Nephronectin (Npnt), known to be a ligand of integrin α8β1, plays important roles in the development and function of various tissues, including those of the kidneys, liver, bones, and muscles. In previous studies, we showed that the expression of Npnt mRNA was regulated by various cytokines, including transforming growth factor-β (TGF-β), tumor necrosis factor-α (TNF-α), and oncostatin M (OSM), and that over-expression of Npnt enhanced osteoblast differentiation. In this study, we found that bone morphogenic protein-2 (BMP-2), known as an osteogenesis inducing cytokine, strongly up-regulated the expression of Npnt mRNA in a murine skeletal muscle cell line (C2C12) via the BMP-SMAD signaling pathway.

Nephronectin (Npnt), identified as a ligand of integrin α8β1, plays essential roles in the development and functions of various organs and tissues, including those of the kidneys, liver, bones, and muscles.13) Recently, we reported that the expression of Npnt mRNA was down-regulated by various cytokines, including transforming growth factor-β (TGF-β), tumor necrosis factor-α (TNF-α), and oncostatin M (OSM).46) Moreover, in regard to studies of osteoblast extracellular matrix protein, some reports have revealed that over-expression of Npnt promoted osteoblast differentiation.57)

C2C12 cells are derived from satellite cells obtained from murine skeletal muscle tissues and widely used for in vitro differentiation experiments, as they can be induced to either multinucleated myotubes after withdrawal of serum from the culture medium or a differentiation pathway that leads to osteoblastic lineage cells by introduction of osteogenic bone morphogenetic proteins (BMPs).8)

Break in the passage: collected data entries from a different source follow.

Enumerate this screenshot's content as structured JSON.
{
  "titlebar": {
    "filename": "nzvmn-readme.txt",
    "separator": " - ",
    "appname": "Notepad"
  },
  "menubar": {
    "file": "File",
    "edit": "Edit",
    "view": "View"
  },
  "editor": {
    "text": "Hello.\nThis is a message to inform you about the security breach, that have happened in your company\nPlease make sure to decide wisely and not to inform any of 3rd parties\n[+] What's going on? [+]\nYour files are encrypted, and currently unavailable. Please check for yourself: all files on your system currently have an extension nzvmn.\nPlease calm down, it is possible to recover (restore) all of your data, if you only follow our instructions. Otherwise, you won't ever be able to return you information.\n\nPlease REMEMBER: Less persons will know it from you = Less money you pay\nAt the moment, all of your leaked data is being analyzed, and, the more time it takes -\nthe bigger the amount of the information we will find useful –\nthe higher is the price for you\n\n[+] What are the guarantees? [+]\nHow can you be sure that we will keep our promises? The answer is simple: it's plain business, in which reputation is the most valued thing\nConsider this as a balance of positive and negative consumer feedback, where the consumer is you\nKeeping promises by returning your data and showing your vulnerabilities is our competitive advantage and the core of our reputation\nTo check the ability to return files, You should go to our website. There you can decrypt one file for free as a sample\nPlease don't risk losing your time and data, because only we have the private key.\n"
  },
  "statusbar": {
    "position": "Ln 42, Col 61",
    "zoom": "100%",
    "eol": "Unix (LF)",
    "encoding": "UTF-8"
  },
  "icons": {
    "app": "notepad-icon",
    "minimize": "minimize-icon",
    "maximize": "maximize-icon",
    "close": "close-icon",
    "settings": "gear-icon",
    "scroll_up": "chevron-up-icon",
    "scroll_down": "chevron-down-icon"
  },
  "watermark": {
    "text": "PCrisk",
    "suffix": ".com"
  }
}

BMPs are cytokines that belong to the transforming growth factor-β (TGF-β) superfamily. Various types of cells, including bone marrow stromal cells, chondrocytes, and osteoblasts, generate BMPs and are subsequently affected by them for differentiation, proliferation, and other functions.9,10) A previous study found that BMPs implanted into bone defects initiated bone healing and increased the stiffness of regenerating bone tissues in vivo.11) BMPs bind to complexes composed of type I receptors, including activin receptor-like kinase 1 (ALK1), 2, 3, and 6, as well as type II receptors, to which ActRIIa/b and BMPRII belong. After binding with BMPs, the type I receptor becomes phosphorylated, then activates the canonical BMP-SMAD signaling pathway as well as non-SMAD signaling pathways including mitogen-activated protein kinase (MAPK), which induces osteoblast differentiation.12)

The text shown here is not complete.